Solving integral equations with fsolve

| categories: nonlinear algebra | tags: reaction engineering

Original post in Matlab

Occasionally we have integral equations we need to solve in engineering problems, for example, the volume of plug flow reactor can be defined by this equation: \(V = \int_{Fa(V=0)}^{Fa} \frac{1}{r_a} dFa\) where \(r_a\) is the rate law. Suppose we know the reactor volume is 100 L, the inlet molar flow of A is 1 mol/L, the volumetric flow is 10 L/min, and \(r_a = -k Ca\), with \(k=0.23\) 1/min. What is the exit molar flow rate? We need to solve the following equation:

$$100 = \int_{Fa(V=0)}^{Fa} \frac{1}{-k Fa/\nu} dFa$$

We start by creating a function handle that describes the integrand.

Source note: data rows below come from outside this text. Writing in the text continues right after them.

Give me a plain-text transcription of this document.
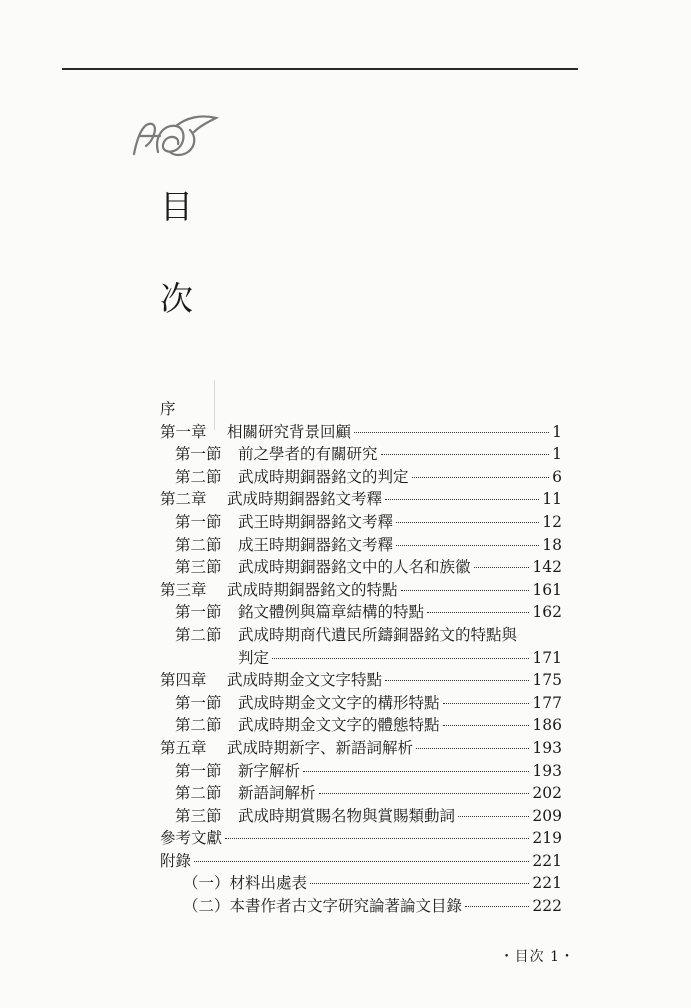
目
次
序
第一章	相關研究背景回顧	1
第一節	前之學者的有關研究	1
第二節	武成時期銅器銘文的判定	6
第二章	武成時期銅器銘文考釋	11
第一節	武王時期銅器銘文考釋	12
第二節	成王時期銅器銘文考釋	18
第三節	武成時期銅器銘文中的人名和族徽	142
第三章	武成時期銅器銘文的特點	161
第一節	銘文體例與篇章結構的特點	162
第二節	武成時期商代遺民所鑄銅器銘文的特點與
判定	171
第四章	武成時期金文文字特點	175
第一節	武成時期金文文字的構形特點	177
第二節	武成時期金文文字的體態特點	186
第五章	武成時期新字、新語詞解析	193
第一節	新字解析	193
第二節	新語詞解析	202
第三節	武成時期賞賜名物與賞賜類動詞	209
參考文獻	219
附錄	221
（一） 材料出處表	221
（二） 本書作者古文字研究論著論文目錄	222
・目次 1・
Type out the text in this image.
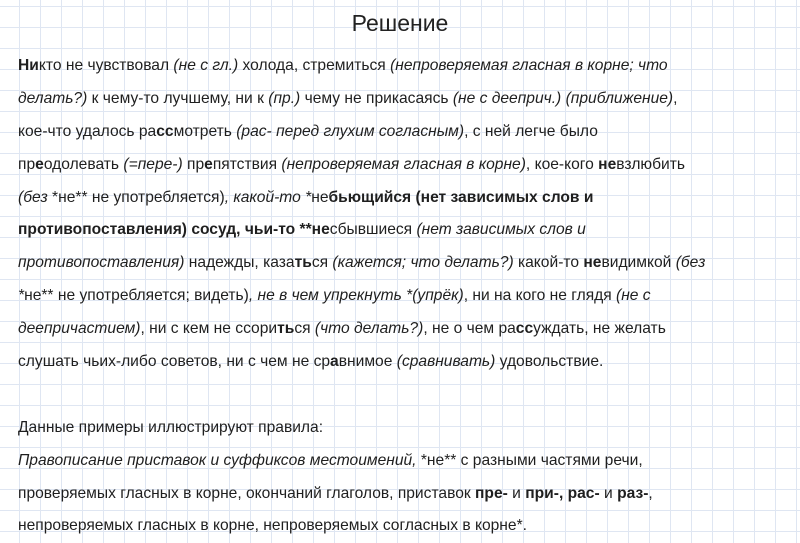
Решение
Никто не чувствовал (не с гл.) холода, стремиться (непроверяемая гласная в корне; что
делать?) к чему-то лучшему, ни к (пр.) чему не прикасаясь (не с дееприч.) (приближение),
кое-что удалось рассмотреть (рас- перед глухим согласным), с ней легче было
преодолевать (=пере-) препятствия (непроверяемая гласная в корне), кое-кого невзлюбить
(без *не** не употребляется), какой-то *небьющийся (нет зависимых слов и
противопоставления) сосуд, чьи-то **несбывшиеся (нет зависимых слов и
противопоставления) надежды, казаться (кажется; что делать?) какой-то невидимкой (без
*не** не употребляется; видеть), не в чем упрекнуть *(упрёк), ни на кого не глядя (не с
деепричастием), ни с кем не ссориться (что делать?), не о чем рассуждать, не желать
слушать чьих-либо советов, ни с чем не сравнимое (сравнивать) удовольствие.
Данные примеры иллюстрируют правила:
Правописание приставок и суффиксов местоимений, *не** с разными частями речи,
проверяемых гласных в корне, окончаний глаголов, приставок пре- и при-, рас- и раз-,
непроверяемых гласных в корне, непроверяемых согласных в корне*.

We can use this function in the quad command to evaluate the integral.

import numpy as np
from scipy.integrate import quad
from scipy.optimize import fsolve

k = 0.23
nu = 10.0
Fao = 1.0

def integrand(Fa):
    return -1.0 / (k * Fa / nu)

def func(Fa):
    integral,err = quad(integrand, Fao, Fa)
    return 100.0 - integral

vfunc = np.vectorize(func)

We will need an initial guess, so we make a plot of our function to get an idea.

import matplotlib.pyplot as plt

f = np.linspace(0.01, 1)
plt.plot(f, vfunc(f))
plt.xlabel('Molar flow rate')
plt.savefig('images/integral-eqn-guess.png')
plt.show()
>>> >>> [<matplotlib.lines.Line2D object at 0x964a910>]
<matplotlib.text.Text object at 0x961fe50>

Now we can see a zero is near Fa = 0.1, so we proceed to solve the equation.

Fa_guess = 0.1
Fa_exit, = fsolve(vfunc, Fa_guess)
print 'The exit concentration is {0:1.2f} mol/L'.format(Fa_exit / nu)
>>> The exit concentration is 0.01 mol/L

1 Summary notes

This example seemed a little easier in Matlab, where the quad function seemed to get automatically vectorized. Here we had to do it by hand.